A Constituição Federal de 1988 e as legislações ambientais nacionais entendem que os munícipios brasileiros possuem as mesmas responsabilidades que estados e União, no tocante à gestão ambiental. Todavia, a situação é delicada nos 5.570 munícipios que compreendem a república Federativa Brasileira. Tal cenário é ainda mais agravante nas cidades de menor população, geralmente com baixa dinâmica econômica e quase total dependência dos recursos Federais (através das transferências obrigatórias e demais formas de repasses).

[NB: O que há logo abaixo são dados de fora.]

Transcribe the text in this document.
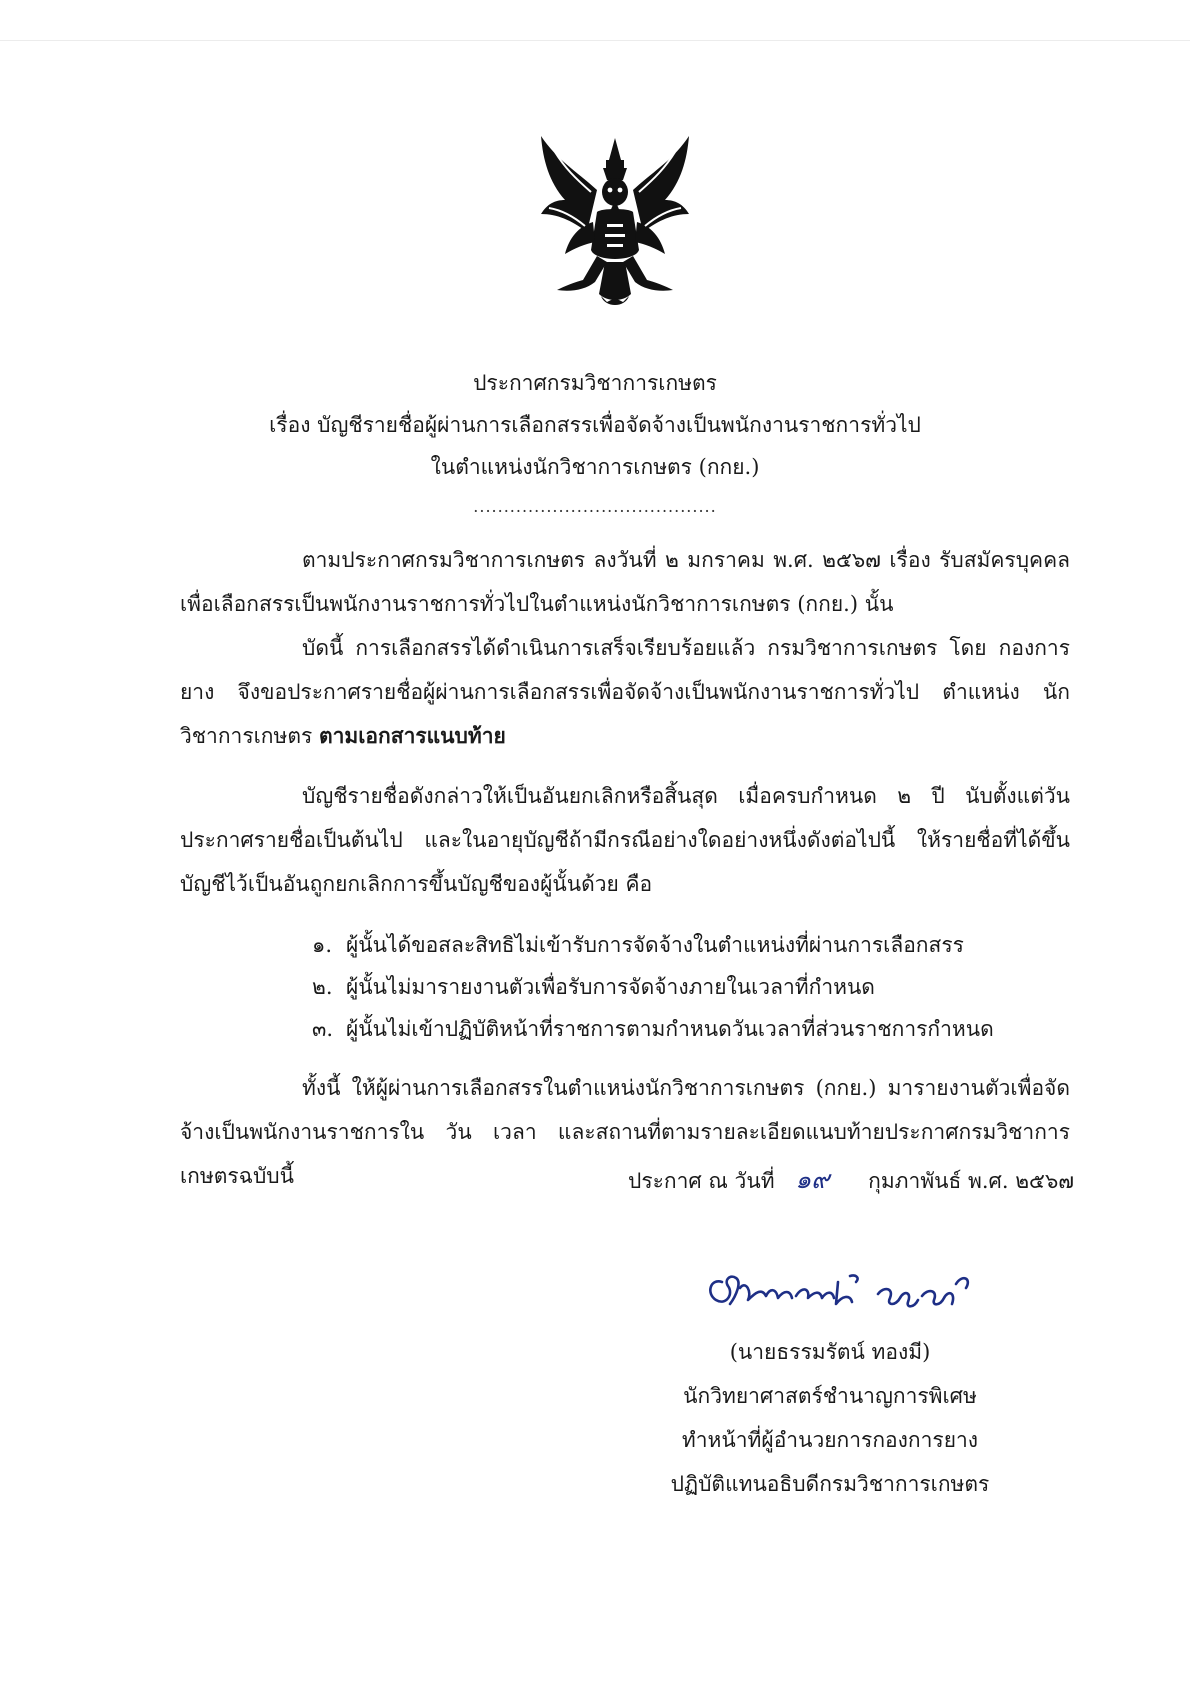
ประกาศกรมวิชาการเกษตร
เรื่อง บัญชีรายชื่อผู้ผ่านการเลือกสรรเพื่อจัดจ้างเป็นพนักงานราชการทั่วไป
ในตำแหน่งนักวิชาการเกษตร (กกย.)
........................................

ตามประกาศกรมวิชาการเกษตร ลงวันที่ ๒ มกราคม พ.ศ. ๒๕๖๗ เรื่อง รับสมัครบุคคลเพื่อเลือกสรรเป็นพนักงานราชการทั่วไปในตำแหน่งนักวิชาการเกษตร (กกย.) นั้น

บัดนี้ การเลือกสรรได้ดำเนินการเสร็จเรียบร้อยแล้ว กรมวิชาการเกษตร โดย กองการยาง จึงขอประกาศรายชื่อผู้ผ่านการเลือกสรรเพื่อจัดจ้างเป็นพนักงานราชการทั่วไป ตำแหน่ง นักวิชาการเกษตร ตามเอกสารแนบท้าย

บัญชีรายชื่อดังกล่าวให้เป็นอันยกเลิกหรือสิ้นสุด เมื่อครบกำหนด ๒ ปี นับตั้งแต่วันประกาศรายชื่อเป็นต้นไป และในอายุบัญชีถ้ามีกรณีอย่างใดอย่างหนึ่งดังต่อไปนี้ ให้รายชื่อที่ได้ขึ้นบัญชีไว้เป็นอันถูกยกเลิกการขึ้นบัญชีของผู้นั้นด้วย คือ

๑. ผู้นั้นได้ขอสละสิทธิไม่เข้ารับการจัดจ้างในตำแหน่งที่ผ่านการเลือกสรร
๒. ผู้นั้นไม่มารายงานตัวเพื่อรับการจัดจ้างภายในเวลาที่กำหนด
๓. ผู้นั้นไม่เข้าปฏิบัติหน้าที่ราชการตามกำหนดวันเวลาที่ส่วนราชการกำหนด

ทั้งนี้ ให้ผู้ผ่านการเลือกสรรในตำแหน่งนักวิชาการเกษตร (กกย.) มารายงานตัวเพื่อจัดจ้างเป็นพนักงานราชการใน วัน เวลา และสถานที่ตามรายละเอียดแนบท้ายประกาศกรมวิชาการเกษตรฉบับนี้	ประกาศ ณ วันที่ ๑๙ กุมภาพันธ์ พ.ศ. ๒๕๖๗
(นายธรรมรัตน์ ทองมี)
นักวิทยาศาสตร์ชำนาญการพิเศษ
ทำหน้าที่ผู้อำนวยการกองการยาง
ปฏิบัติแทนอธิบดีกรมวิชาการเกษตร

Assim, o presente estudo visa analisar a execução financeira municipal nos 9estados que compõe a região nordeste, enfatizando as pequenas cidades (até 15.00 habitantes), utilizando indicadores existentes em alguns trabalhos sobre a temática “gestão pública ambiental”. Foi diagnosticado em 808 municípios que a função “gestão ambiental” é inexistente, ou ínfima em grande parte dos estados. Não obstante, os recursos provenientes transferências conveniadas foram diminutas no período em análise para todas as cidades pesquisadas. Conclui-se que além de mínima, a gestão pública ambiental municipal nas pequenas cidades do Nordeste é isolada e não estratégica, desperdiçando as potencialidades que as cidades poderiam exercer no atendimento aos anseios locais, e no fortalecimento dos interesses ambientais regionais e nacionais.